Since last January when the year’s lists of prompts for this blog were shared, I have been dreading this month. The prompt is to choose a memory connected to our writing, and tell how it is a memorial for us, which is an appropriate subject for the month we commemorate Remembrance Day. However, memories are difficult for me. Childhood trauma buried most good recollections along with bad. As an older teen, some of those good memories began to return, as did flashbacks of pain. Stories told by my siblings also raised reminiscences, however good times were often bracketed by confusion. So while I could try to tell a story of how books and writing provided escape from pain, I believe it’s more helpful this month to share that God heals pain.
Shared on Facebook recently was a meme with a picture of blankets thrown over a table and chairs to make a tent. The sentiment was that as an adult we want to go back to those simple days of playing in such a shelter. I was reminded that seeing my own children play under the dining table many years ago, and not recognizing what they were very naturally doing, was the impetus for me to focus on healing from my past. And so began a journey from darkness, through memories, to learning to wear rose-coloured glasses.
If you read my post last month, you may wonder how a girl who sees most situations as glass half-empty can also wear rose-coloured glasses, but I don’t mean seeing life outside of reality. My rose-coloured glasses are God-given, developed by building memorials.
I love memorials! They are different from memories. Memorials are monuments of when we recognize God at work. Memorials can be built in celebration or in the midst of troubles, or even in the blank spaces of memory - because God is sovereign in all these times.
A definition for memorial is “a written statement of facts presented to a sovereign,” so we can take our understanding of the facts of our past or present situation to our Sovereign God. When I write a memorial like this to God, He faithfully shows me His presence and speaks into my heart.
God’s presence makes it possible for me to see not just the pain of the past, but also the blood of Christ that redeems that pain. When we know Immanuel, “God with us,” He helps us make sense of life, providing bloodstained truth about our struggles. As we take the time to build this kind of memorial, facing the hard things and testifying to God’s work in our life, the memorials become guiding lights, shining when we again find ourselves in darkness and pain.
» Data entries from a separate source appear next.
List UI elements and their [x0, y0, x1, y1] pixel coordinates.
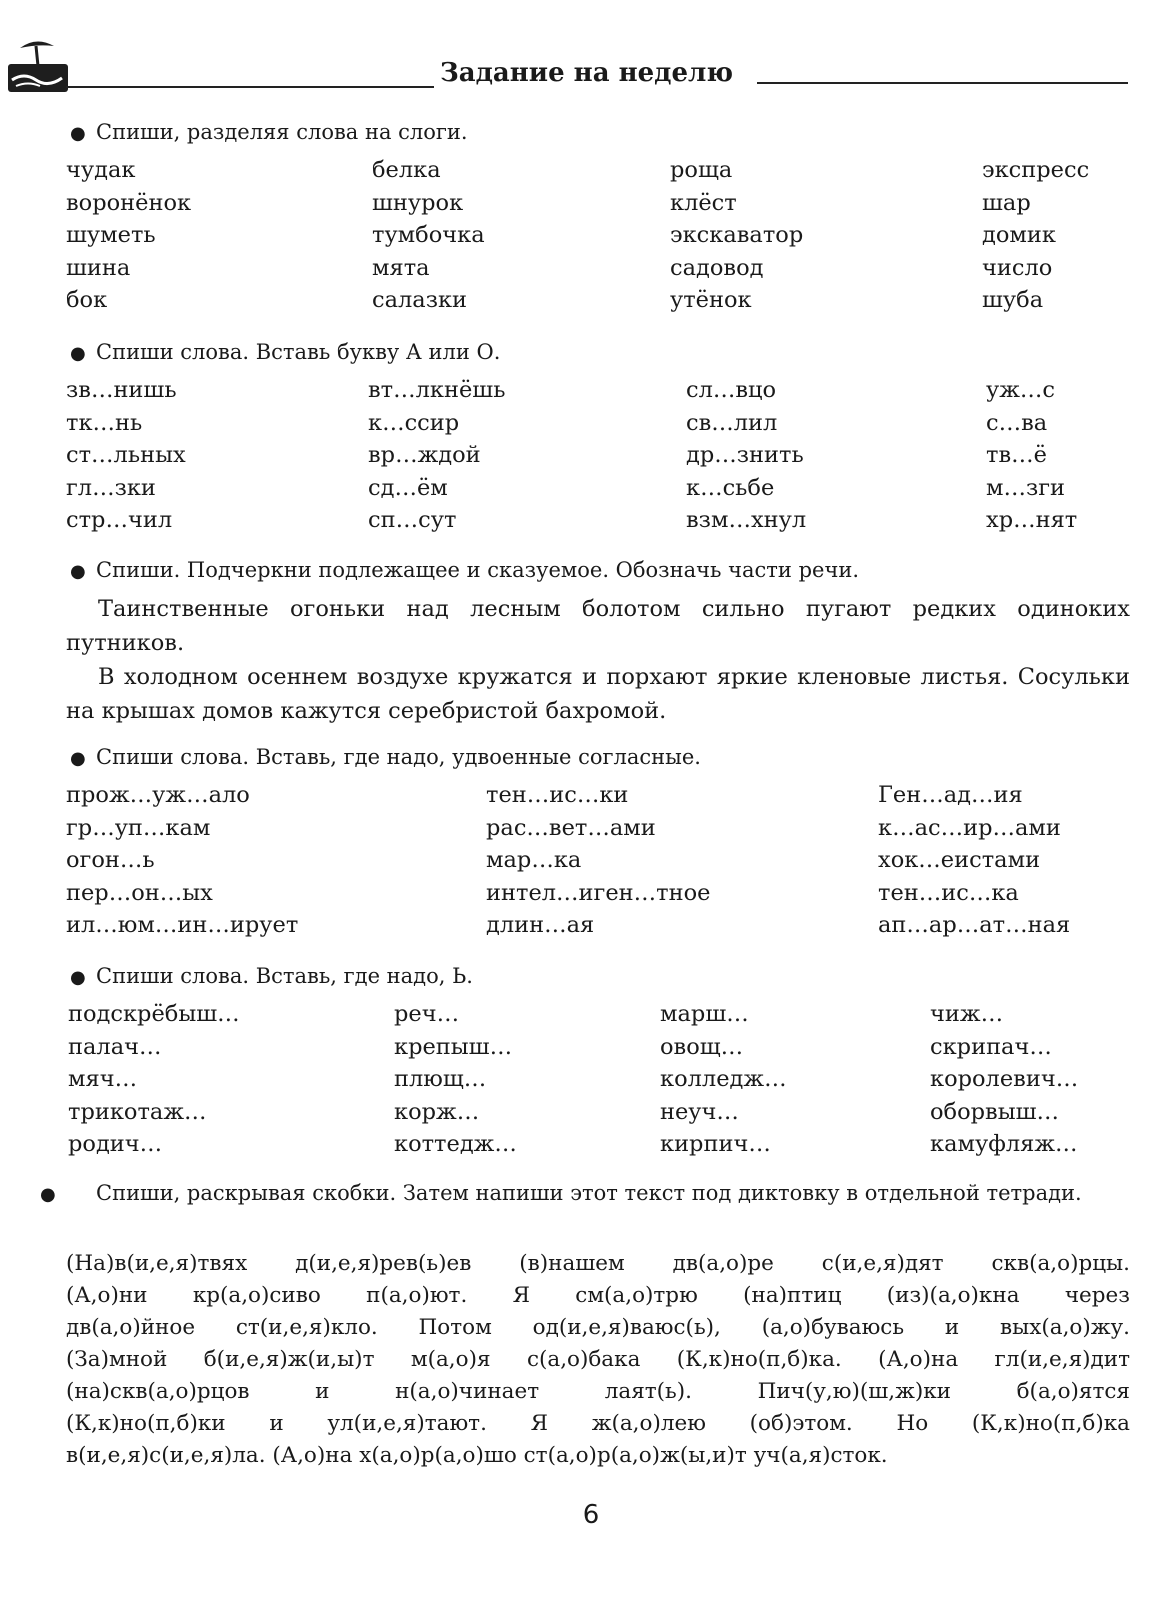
word: оборвыш…: [930, 1098, 1060, 1125]
section-4-instruction: ● Спиши слова. Вставь, где надо, удвоенные согласные.: [70, 741, 1130, 775]
word: сд…ём: [368, 474, 448, 501]
word: корж…: [394, 1098, 480, 1125]
word: мар…ка: [486, 847, 582, 873]
word: к…ас…ир…ами: [878, 814, 1061, 841]
word: вр…ждой: [368, 442, 481, 468]
word: хр…нят: [986, 507, 1078, 533]
section-3-text: [66, 592, 1130, 728]
text-line: (За)мной б(и,е,я)ж(и,ы)т м(а,о)я с(а,о)бака (К,к)но(п,б)ка. (А,о)на гл(и,е,я)дит: [66, 1347, 1130, 1372]
text-line: (на)скв(а,о)рцов и н(а,о)чинает лаят(ь). Пич(у,ю)(ш,ж)ки б(а,о)ятся: [66, 1379, 1130, 1404]
word-column: [68, 998, 240, 1161]
word-column: [670, 154, 803, 317]
word-column: [372, 154, 485, 317]
word: колледж…: [660, 1066, 787, 1092]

Memorials provide Hope for God’s good plan.
Seeing life through rose-coloured glasses does not mean ignoring pain or insisting our glass is only ever full. The frame of our glasses may be coloured by the pain we have experienced, but Christ’s blood tints the lenses through which we view life.
Our memorials light not only our own path, though. God’s light can shine from our path into the lives of others. There has been a lot in the media lately about the effects of trauma on soldiers, first responders, and refugees. When those affected are struggling in darkness, our memorials show them there is hope. Writing is how I build memorials, knowing God can use them to light the journey of others.
So I wear God-given, bloodstained, rose-coloured glasses and write memorials of God’s work in my life.